As a whole the community buys a lot of hardware, and currently we run Accumulo in a very static context. Users provision servers up front and we have a lot of applications sharing the same database. As Accumulo adds more features for isolation in the newer versions, we take a little bit of a different approach. We are going to go about using Docker to provision new databases and allow all the databases to talk on a “local” network, and use a shared zookeeper/HDFS cluster. What makes this solution even more attractive is the ability to dynamically spin up and even better spin down tablet servers as the database is going through peak load. Another nice advantage of this approach is that users can deploy iterators into this environment with little fear that someone else’s iterator will take down their accumulo.

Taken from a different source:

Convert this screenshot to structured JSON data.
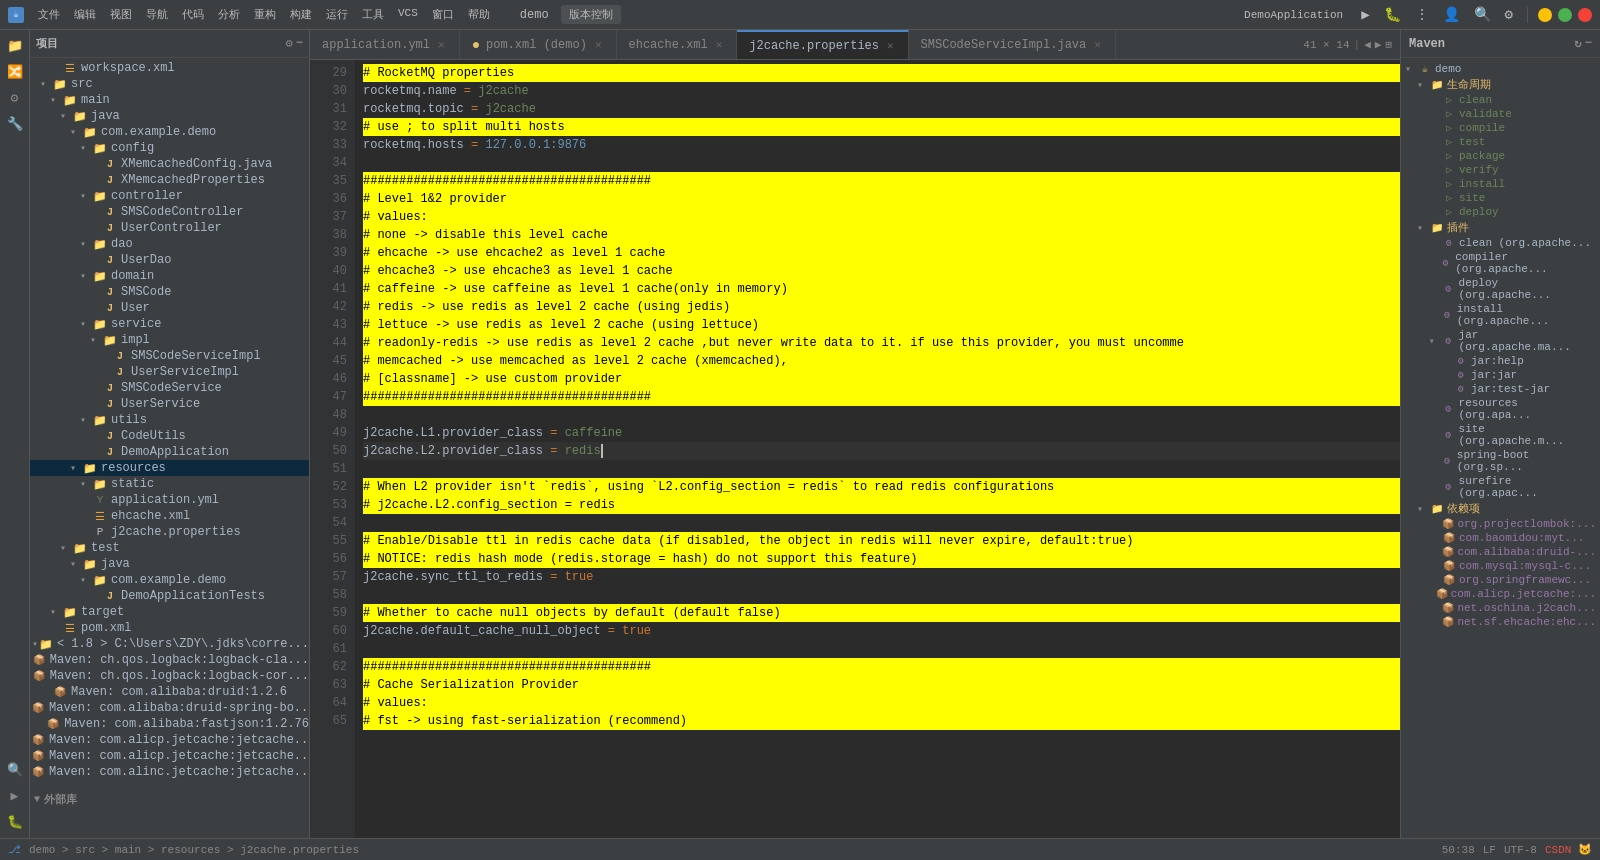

In the future of this we would like to hook into Accumulo even more using the JMX messages that the monitor uses currently to gather statistics.

Speakers

Sapan 'Soup' Shah
Lead Engineer, 42six Solutions

Soup is a Lead Engineer with 42Six solutions. Over the past 2 years with 42Six, Soup has worked on a set of solutions which have involved indexing various types of data into Accumulo. Besides working with Accumulo Soup also works with MapReduce, HBase, Thrift, Zookeeper, and Protocol Buffers to produce custom cloud solutions for 42Six's customer base.

Prior to joining 42six, Soup was a engineer with Google in Mountain View, California. While out there he had the opportunity to work with cutting edge cloud technologies including Google's BigTable implementation, GFS, and MapReduce implementation.